ADR-0455: KonViD-150k k150ka/k150kb split promotion into the MOS-head trainer¶

Status: Accepted
Date: 2026-05-16
Deciders: @Lusoris
Tags: ai, training, corpus, konvid, fork-local

Context¶

ADR-0325 materialized the KonViD-150k corpus under .corpus/konvid-150k/ (2026-05-15 status update). The Phase 2 adapter (ai/scripts/konvid_150k_to_corpus_jsonl.py) emits one JSONL row per clip and tags every row with "split": "k150ka" or "split": "k150kb" — the two canonical score-drop sub-sets shipped by the MMSP group:

k150ka (~148 000 rows) — the large training partition.
k150kb (~2 000 rows) — the smaller held-out validation partition.

The MOS-head trainer (ai/scripts/train_konvid_mos_head.py) reads these labels through _normalise_split(), which only accepts the vocabulary {"train", "val", "test"}. Any other string — including "k150ka" and "k150kb" — is silently mapped to "" (unlabelled), so the trainer falls back to random k-fold cross-validation and ignores the canonical split boundary entirely. This means:

The k150kb clips can appear in a training fold, leaking held-out data.
The production-flip gate (PLCC ≥ 0.85 on the held-out fold, per ADR-0325 / ADR-0303) fires against a randomly-partitioned fold rather than the researchers' intended split, making the gate verdict non-reproducible.
The validation_policy field in the emitted manifest reads "5-fold-random" instead of "explicit-corpus-split", which obscures the split provenance from downstream consumers.

OPEN.md § KonViD-150k corpus ingestion (lines 56–60) flagged this as the outstanding "downstream feature / trainer promotion" work after the basic JSONL ingestion landed.

Decision¶

Extend _normalise_split() in train_konvid_mos_head.py with a translation table that maps the K150K identifiers to the trainer vocabulary before the canonical acceptor runs:

"k150ka" → "train"
"k150kb" → "val"

The mapping is applied before the {"train", "val", "test"} check so that any future third-party split labels follow the same extension point.

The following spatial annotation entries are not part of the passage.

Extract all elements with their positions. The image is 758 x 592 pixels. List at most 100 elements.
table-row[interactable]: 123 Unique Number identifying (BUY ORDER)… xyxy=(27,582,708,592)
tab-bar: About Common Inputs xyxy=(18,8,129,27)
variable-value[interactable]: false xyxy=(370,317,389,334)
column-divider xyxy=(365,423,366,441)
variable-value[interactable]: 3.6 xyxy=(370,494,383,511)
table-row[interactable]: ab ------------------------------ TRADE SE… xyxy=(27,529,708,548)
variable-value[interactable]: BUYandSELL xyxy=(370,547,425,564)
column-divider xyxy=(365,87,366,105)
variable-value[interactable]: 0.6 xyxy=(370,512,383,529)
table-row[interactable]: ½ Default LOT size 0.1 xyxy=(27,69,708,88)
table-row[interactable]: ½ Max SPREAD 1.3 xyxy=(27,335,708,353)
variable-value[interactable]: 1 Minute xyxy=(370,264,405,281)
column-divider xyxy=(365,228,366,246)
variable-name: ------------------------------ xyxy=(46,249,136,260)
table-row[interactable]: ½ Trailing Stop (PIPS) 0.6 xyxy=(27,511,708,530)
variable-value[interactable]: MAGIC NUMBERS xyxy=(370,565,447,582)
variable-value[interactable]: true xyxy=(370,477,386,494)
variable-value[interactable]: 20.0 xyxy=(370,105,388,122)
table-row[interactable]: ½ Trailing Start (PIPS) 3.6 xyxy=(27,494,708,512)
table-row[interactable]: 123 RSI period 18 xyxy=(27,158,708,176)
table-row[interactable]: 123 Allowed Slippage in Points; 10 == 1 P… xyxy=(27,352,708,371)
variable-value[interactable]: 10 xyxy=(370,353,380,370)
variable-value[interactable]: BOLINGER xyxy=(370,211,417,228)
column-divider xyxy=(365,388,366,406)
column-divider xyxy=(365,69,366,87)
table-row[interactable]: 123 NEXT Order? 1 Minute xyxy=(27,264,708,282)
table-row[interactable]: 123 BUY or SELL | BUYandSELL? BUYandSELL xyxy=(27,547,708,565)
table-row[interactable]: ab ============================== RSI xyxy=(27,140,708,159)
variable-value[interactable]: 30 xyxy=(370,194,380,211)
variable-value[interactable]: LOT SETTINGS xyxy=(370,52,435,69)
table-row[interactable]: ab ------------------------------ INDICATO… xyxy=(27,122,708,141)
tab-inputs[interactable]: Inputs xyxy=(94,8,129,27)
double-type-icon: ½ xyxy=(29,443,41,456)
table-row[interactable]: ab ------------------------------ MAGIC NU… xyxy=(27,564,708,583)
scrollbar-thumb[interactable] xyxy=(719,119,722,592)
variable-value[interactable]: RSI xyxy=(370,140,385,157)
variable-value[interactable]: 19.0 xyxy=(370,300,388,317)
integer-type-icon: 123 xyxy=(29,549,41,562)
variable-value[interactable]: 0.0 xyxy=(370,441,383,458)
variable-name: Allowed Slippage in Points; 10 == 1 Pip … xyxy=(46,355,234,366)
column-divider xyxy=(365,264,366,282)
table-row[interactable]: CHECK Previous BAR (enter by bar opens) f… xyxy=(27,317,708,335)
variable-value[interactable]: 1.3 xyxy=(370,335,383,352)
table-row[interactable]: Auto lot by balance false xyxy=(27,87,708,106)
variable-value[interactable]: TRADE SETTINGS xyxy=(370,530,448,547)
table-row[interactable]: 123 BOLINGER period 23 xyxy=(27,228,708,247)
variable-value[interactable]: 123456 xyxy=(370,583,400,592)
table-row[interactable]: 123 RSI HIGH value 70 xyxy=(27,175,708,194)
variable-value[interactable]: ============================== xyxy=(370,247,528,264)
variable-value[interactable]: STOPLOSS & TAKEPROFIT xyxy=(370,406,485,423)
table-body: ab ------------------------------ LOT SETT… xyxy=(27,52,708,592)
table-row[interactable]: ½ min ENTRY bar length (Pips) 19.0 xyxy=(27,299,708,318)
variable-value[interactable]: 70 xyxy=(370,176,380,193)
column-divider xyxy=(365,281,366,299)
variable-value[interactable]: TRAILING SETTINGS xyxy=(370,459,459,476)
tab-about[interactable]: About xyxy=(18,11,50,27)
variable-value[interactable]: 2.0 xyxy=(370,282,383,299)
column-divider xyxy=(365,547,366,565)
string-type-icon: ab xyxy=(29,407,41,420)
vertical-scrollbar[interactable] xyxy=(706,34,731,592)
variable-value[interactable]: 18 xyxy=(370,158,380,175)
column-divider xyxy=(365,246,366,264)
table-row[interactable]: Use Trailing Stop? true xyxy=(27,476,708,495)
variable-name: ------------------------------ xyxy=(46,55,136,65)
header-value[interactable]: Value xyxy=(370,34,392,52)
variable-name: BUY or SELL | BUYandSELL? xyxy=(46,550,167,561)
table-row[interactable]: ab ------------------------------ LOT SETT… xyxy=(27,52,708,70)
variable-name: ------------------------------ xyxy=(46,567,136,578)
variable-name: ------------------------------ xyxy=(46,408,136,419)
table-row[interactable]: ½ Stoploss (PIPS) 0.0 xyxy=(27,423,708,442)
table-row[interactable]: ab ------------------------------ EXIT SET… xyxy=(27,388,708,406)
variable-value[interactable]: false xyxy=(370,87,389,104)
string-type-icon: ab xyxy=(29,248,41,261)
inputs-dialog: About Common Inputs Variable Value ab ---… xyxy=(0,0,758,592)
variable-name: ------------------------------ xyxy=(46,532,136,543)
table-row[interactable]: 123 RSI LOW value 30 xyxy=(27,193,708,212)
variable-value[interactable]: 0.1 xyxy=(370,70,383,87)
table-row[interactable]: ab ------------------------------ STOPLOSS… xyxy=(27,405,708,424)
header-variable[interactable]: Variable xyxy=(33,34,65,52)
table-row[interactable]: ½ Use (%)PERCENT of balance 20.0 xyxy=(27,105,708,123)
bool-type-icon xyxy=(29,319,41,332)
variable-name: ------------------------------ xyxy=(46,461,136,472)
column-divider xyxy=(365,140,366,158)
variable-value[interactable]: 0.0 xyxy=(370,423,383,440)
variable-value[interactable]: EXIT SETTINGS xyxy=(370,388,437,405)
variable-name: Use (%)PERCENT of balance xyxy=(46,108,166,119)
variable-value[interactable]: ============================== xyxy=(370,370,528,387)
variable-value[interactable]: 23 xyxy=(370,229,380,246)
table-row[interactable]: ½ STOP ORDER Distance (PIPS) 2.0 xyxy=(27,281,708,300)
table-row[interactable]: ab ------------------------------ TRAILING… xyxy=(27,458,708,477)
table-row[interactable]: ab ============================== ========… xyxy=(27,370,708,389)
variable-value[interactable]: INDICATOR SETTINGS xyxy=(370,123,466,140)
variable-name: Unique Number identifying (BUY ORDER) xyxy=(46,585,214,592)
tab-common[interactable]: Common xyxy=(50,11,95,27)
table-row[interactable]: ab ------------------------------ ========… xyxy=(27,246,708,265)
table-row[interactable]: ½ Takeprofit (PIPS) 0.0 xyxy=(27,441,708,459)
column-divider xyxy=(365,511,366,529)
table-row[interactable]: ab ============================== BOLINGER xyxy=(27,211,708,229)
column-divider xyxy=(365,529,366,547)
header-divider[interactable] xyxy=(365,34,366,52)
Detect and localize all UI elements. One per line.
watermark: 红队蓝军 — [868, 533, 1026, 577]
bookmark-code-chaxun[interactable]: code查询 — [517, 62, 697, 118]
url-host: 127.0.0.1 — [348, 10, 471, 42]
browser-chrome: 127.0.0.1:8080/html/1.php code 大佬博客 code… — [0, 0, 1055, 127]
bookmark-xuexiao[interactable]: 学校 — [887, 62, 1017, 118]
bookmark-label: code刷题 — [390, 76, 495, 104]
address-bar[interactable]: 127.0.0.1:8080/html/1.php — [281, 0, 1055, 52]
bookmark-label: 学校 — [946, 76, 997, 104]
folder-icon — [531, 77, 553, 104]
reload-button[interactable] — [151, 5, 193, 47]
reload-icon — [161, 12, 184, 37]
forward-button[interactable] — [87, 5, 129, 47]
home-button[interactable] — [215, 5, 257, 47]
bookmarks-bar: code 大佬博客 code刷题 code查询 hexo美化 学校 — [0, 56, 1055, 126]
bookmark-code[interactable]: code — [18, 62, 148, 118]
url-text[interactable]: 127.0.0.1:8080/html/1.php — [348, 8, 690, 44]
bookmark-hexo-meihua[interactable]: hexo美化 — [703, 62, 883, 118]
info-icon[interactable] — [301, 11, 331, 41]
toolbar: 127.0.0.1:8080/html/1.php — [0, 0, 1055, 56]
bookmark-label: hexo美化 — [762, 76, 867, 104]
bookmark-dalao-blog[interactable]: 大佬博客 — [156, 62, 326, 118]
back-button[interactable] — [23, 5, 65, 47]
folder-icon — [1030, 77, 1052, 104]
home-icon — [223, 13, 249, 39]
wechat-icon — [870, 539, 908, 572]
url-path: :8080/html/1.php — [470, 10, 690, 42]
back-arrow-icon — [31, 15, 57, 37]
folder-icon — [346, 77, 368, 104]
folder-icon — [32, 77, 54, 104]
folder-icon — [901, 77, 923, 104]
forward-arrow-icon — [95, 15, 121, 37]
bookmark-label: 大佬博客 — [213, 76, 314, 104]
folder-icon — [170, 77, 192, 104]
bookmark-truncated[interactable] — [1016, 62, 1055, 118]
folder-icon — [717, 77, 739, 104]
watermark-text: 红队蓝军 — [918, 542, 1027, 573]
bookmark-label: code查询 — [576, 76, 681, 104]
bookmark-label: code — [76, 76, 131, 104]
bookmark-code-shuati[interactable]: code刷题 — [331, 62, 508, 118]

Standard labels and unknown strings are unaffected.

No schema change to the JSONL format is needed; the adapter continues to emit "split": "k150ka" / "split": "k150kb" as documented in ADR-0325 §Phase 2.

Consequences¶

Positive¶

The canonical k150ka/k150kb split boundary is honoured: k150kb clips are never seen during training, removing the data-leakage risk.
The production-flip gate fires against the researchers' intended held-out partition, making the PLCC / SROCC / RMSE verdict reproducible across seeds and machines.
The manifest field validation_policy records "explicit-corpus-split" when real corpus rows are loaded, giving downstream consumers auditable provenance.

Negative¶

None of significance. The change is a four-line translation table inside a single _normalise_split() call.

Neutral¶

Existing synthetic-corpus smoke runs are unaffected because synthetic rows carry empty split labels and _kfold_indices is unchanged.
The konvid_150k_to_corpus_jsonl.py adapter is unchanged; its split naming convention (k150ka / k150kb) becomes the stable interface this mapping translates from.

Alternatives considered¶

Rewrite the adapter to emit "train" / "val" directly. Cleaner at the producer side but it breaks the traceability contract: the JSONL row's split field would no longer carry the researchers' original sub-set identity. Downstream consumers (data lineage tools, future ensemble kit) would lose the ability to distinguish k150ka from k150kb rows. Rejected.
Add a --k150k-split-map CLI flag to the trainer. Unnecessary indirection — the mapping is deterministic and follows the dataset's own naming. Rejected.
Do nothing; document that the trainer needs --konvid-150k rows pre-relabelled. Punts a footgun onto every operator. Rejected.

References¶

ADR-0325 — K150K corpus ingestion plan
ADR-0336 — KonViD MOS head v1 trainer
ADR-0303 — production-flip gate protocol
OPEN.md lines 56–60 (2026-05-16 snapshot): "remaining work is downstream feature / trainer promotion, not basic JSONL ingestion"